If Duchairn promises reform under terms that the Allies must accept, the Allies will have no choice but to give peace a chance. This will be especially true, if Clyntahn is killed and the Inquisition is purged of his cronies. If the EoC ignores the honest peace overtures by Duchairn, it will be correctly seen as a desire to destroy the CoGA not to reform it. That will destroy the support of many in Old Charis and likely most in Siddermark and the rest of the Empire. They can't risk that.
I am not saying these options are best for the EoC and the good guys. I am saying these are the menu of options Duchairn will have before him. His projected decisions are based on the text of his internal monologues. I don't believe these fundamental elements of Safehold will change until the Writ is discredited and that won't be possible until the Return.

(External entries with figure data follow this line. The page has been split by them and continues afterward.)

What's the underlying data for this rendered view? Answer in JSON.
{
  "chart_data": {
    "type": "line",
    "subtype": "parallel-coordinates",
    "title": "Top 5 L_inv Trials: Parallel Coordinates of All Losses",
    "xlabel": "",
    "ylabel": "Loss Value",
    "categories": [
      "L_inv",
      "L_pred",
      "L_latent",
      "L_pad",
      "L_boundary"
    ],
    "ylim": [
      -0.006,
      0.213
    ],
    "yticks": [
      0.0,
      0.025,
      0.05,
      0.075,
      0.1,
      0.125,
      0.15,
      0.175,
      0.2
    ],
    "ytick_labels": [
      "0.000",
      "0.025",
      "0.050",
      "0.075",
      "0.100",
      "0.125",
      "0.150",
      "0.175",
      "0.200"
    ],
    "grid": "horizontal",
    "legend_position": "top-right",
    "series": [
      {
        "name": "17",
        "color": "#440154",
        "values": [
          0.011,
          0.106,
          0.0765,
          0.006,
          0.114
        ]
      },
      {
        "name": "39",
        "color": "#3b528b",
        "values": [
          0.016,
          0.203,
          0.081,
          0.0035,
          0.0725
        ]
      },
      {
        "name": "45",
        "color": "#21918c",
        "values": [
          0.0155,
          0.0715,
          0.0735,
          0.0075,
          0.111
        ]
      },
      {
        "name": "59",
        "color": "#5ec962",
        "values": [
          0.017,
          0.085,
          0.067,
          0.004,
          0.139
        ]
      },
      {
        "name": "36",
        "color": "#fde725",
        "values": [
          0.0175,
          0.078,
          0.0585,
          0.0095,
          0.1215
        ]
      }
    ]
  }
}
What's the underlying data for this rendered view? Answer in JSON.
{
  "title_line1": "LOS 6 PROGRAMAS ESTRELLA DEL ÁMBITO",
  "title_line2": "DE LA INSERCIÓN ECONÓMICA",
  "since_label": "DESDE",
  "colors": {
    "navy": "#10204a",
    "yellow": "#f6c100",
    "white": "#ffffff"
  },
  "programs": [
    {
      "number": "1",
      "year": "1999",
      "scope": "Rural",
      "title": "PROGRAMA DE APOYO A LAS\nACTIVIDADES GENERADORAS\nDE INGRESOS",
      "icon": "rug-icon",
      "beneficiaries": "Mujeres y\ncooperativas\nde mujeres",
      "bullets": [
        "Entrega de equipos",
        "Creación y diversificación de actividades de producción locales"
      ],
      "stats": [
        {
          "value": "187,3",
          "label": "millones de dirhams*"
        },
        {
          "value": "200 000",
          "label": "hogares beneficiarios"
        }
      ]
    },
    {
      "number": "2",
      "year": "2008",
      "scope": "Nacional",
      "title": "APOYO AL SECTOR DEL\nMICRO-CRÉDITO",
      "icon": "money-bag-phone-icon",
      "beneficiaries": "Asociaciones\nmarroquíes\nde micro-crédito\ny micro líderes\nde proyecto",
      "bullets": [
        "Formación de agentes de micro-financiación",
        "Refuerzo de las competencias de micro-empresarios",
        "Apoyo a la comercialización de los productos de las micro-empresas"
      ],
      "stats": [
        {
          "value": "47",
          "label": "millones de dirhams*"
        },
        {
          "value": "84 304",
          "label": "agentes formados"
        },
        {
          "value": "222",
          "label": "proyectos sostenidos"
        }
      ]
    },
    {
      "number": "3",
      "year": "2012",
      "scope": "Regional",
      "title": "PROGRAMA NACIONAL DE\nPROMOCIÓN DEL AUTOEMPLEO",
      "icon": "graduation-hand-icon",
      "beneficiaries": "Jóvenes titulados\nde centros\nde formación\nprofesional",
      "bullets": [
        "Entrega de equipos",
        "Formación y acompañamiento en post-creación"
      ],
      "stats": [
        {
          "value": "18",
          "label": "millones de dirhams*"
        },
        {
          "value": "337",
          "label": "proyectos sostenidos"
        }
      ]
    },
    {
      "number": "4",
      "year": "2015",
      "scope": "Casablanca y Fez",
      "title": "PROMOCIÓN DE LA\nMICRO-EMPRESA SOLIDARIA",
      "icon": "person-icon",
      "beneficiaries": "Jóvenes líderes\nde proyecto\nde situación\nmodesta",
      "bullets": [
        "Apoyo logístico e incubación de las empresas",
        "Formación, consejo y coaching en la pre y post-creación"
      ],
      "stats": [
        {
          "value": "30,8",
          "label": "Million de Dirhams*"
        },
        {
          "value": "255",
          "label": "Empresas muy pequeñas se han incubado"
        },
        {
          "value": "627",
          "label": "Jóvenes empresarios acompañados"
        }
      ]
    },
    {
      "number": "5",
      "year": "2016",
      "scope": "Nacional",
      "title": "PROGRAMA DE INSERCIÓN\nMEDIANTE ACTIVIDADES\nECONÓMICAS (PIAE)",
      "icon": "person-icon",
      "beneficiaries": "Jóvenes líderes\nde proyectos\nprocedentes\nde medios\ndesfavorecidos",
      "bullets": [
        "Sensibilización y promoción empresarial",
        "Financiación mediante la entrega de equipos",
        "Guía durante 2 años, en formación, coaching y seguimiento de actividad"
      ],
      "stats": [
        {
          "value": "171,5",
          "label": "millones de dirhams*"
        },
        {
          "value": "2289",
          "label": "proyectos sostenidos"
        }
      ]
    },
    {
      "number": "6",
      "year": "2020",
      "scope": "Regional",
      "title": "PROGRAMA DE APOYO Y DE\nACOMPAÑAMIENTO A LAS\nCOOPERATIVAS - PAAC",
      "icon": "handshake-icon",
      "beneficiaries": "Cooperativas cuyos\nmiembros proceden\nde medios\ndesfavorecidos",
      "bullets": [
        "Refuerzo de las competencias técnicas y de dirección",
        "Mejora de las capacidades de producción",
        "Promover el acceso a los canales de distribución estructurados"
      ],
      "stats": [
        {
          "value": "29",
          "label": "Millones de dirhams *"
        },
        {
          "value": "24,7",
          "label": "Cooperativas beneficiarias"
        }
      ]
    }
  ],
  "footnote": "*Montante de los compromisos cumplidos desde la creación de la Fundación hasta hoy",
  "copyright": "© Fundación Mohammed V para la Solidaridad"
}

And I think you are giving the Church of God Awaiting (Temple branch) far too much respect and affection in the eyes of the people it has condemned to fire and death, who have broken navy after navy and army after army sent by Zion to torture and kill them and their children. They've got
their Church(es) now and they kinda like them. In Siddarmark's case, they've really got blood in their eyes, after the "godly" men of the Temple, anointed by Langhorne with the safety of their souls, cast them into bloody civil war, disease, starvation, rape and pillage.
I do think these people can resist quite a few sorts of peace offers and still think they're in the right. Religion here on Earth surely has that effect, and their own readings of the Writ can pull it off as well.